La casa era perfecta para perderse y no ser encontrado durante horas, recuerdo una habitación pequeña en la que había montañas de sal que brillaba como cuando miras a través de un caleidoscopio con un simple giro de muñeca, atravesada por los rayos de sol que entraban por una diminuta ventana; era como entrar en el jardín de las nieves y tenerlo todo para ti. Arriba, tras los peldaños de una escalera de cal, había un granero que olía a maíz y trigo, a la derecha, una camarilla de techo bajo guardaba celosamente una vieja gramola cubierta de polvo que bien hubiera servido de inspiración al mismísimo Bécquer, “del salón en el ángulo oscuro”. En la casa no había tiempo para el tedio, subir al pajar de puntillas y notar bajo tus pies el crujir del suelo, salir al patio a espantar a las gallinas, esconderte en la piconera y salir con la cara tiznada de negro, escapar de la lluvia y ponerte a salvo en la cuadra hasta ver caer, por la ventana que daba a los rosales, muy lentamente, las últimas gotas de las hojas de la enredadera que daba sombra a la alberquilla. Recorrer los maizales, aquel mar infinito sin horizonte, y descansar alrededor de la chimenea tras batallar en nuestra pequeña patria sin bandera.
Aquel rincón de la cocina nos reunía para el silencio y también para la fiesta, su recuerdo, cada año, me aviva con el chisporroteo de sus llamas, el verdadero sentido de la Navidad, cuando la familia engalanaba la mesa y no los platos más elaborados.

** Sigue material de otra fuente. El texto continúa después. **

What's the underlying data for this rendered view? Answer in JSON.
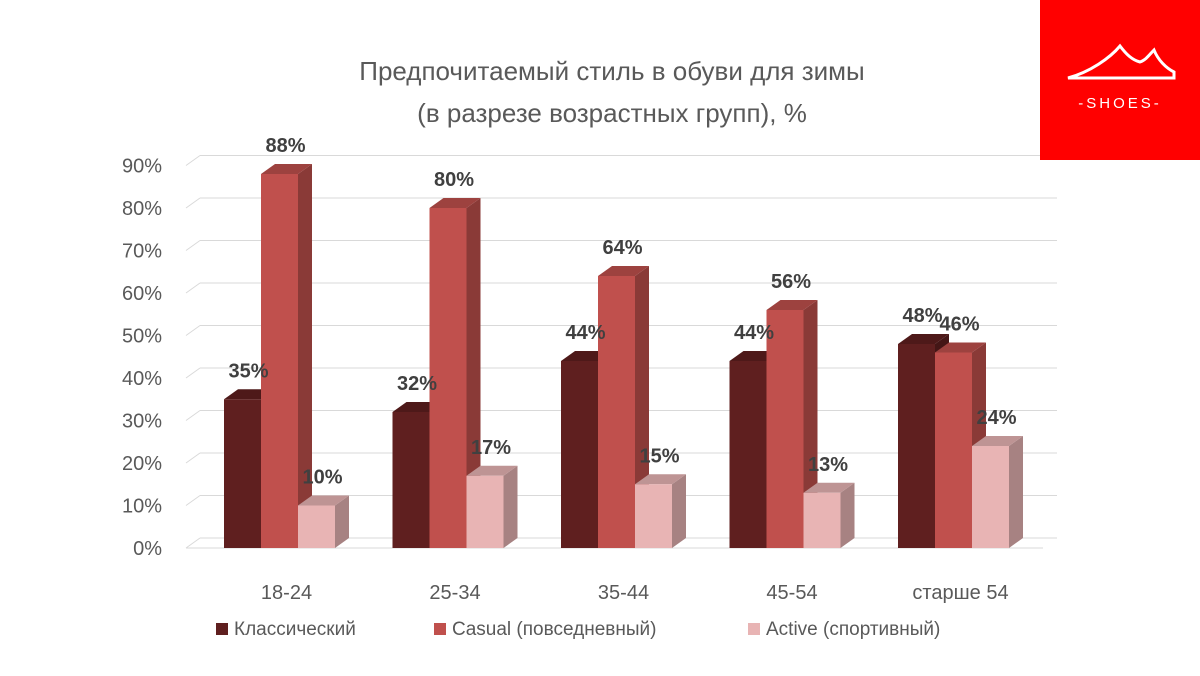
{
  "chart_data": {
    "type": "bar",
    "title_line1": "Предпочитаемый стиль в обуви для зимы",
    "title_line2": "(в разрезе возрастных групп), %",
    "categories": [
      "18-24",
      "25-34",
      "35-44",
      "45-54",
      "старше 54"
    ],
    "series": [
      {
        "name": "Классический",
        "values": [
          35,
          32,
          44,
          44,
          48
        ],
        "labels": [
          "35%",
          "32%",
          "44%",
          "44%",
          "48%"
        ]
      },
      {
        "name": "Casual (повседневный)",
        "values": [
          88,
          80,
          64,
          56,
          46
        ],
        "labels": [
          "88%",
          "80%",
          "64%",
          "56%",
          "46%"
        ]
      },
      {
        "name": "Active (спортивный)",
        "values": [
          10,
          17,
          15,
          13,
          24
        ],
        "labels": [
          "10%",
          "17%",
          "15%",
          "13%",
          "24%"
        ]
      }
    ],
    "yticks": [
      "0%",
      "10%",
      "20%",
      "30%",
      "40%",
      "50%",
      "60%",
      "70%",
      "80%",
      "90%"
    ],
    "ylim": [
      0,
      90
    ],
    "grid": true,
    "legend": "bottom",
    "colors": [
      "#5f1f1f",
      "#c0504d",
      "#e8b4b4"
    ]
  },
  "logo": {
    "text": "-SHOES-",
    "background": "#ff0000"
  }
}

Pero sin duda, el lugar principal, el epicentro, el punto alrededor del cual giraban los días azules en nuestro paraíso, era el recinto de la alberca. Los veranos se convertían en un punto y aparte en la monotonía de nuestras vidas de escuela, disciplina y horarios, cuando todos los caminos eran posibles y el mañana una promesa que nadie se afanaba en cumplir. Era tiempo de piel y de agua transparente. El sol sólo iluminaba el celeste de cada estío, nunca llegaba a quemar lo suficiente las lindes de la tarde, y el silencio se hacía utopía bajo la sombra de una parra. Por la noche, cuando el aroma de los jazmines se hacía más intenso y las sombras buscaban su sitio, un cielo oscuro, casi negro, desplegaba su seda de mago para que pudiéramos contar una estrella tras otra con la complicidad de la luna.
Sé que me faltan palabras para expresar todo lo que aquel lugar significó y aún significa en mi vida, las busco y no las encuentro, me afano inútilmente en hallar la expresión precisa, la frase perfecta para definir la atmósfera que nos rozaba en aquel paraíso, algo creado por no sé qué inmensa fuerza del universo y que sólo se siente en el lecho del alma.
Hoy, cuando paseo por las calles que un día fueron la tierra de mi paraíso, no veo aceras ni farolas ni casas, sólo consigo ver los escombros del lavadero y los muros derribados de la casa de la huerta. Pero me reconforta pensar que guardan el eco de mi párvula voz, y que existen huellas que aún reconocen mis pasos.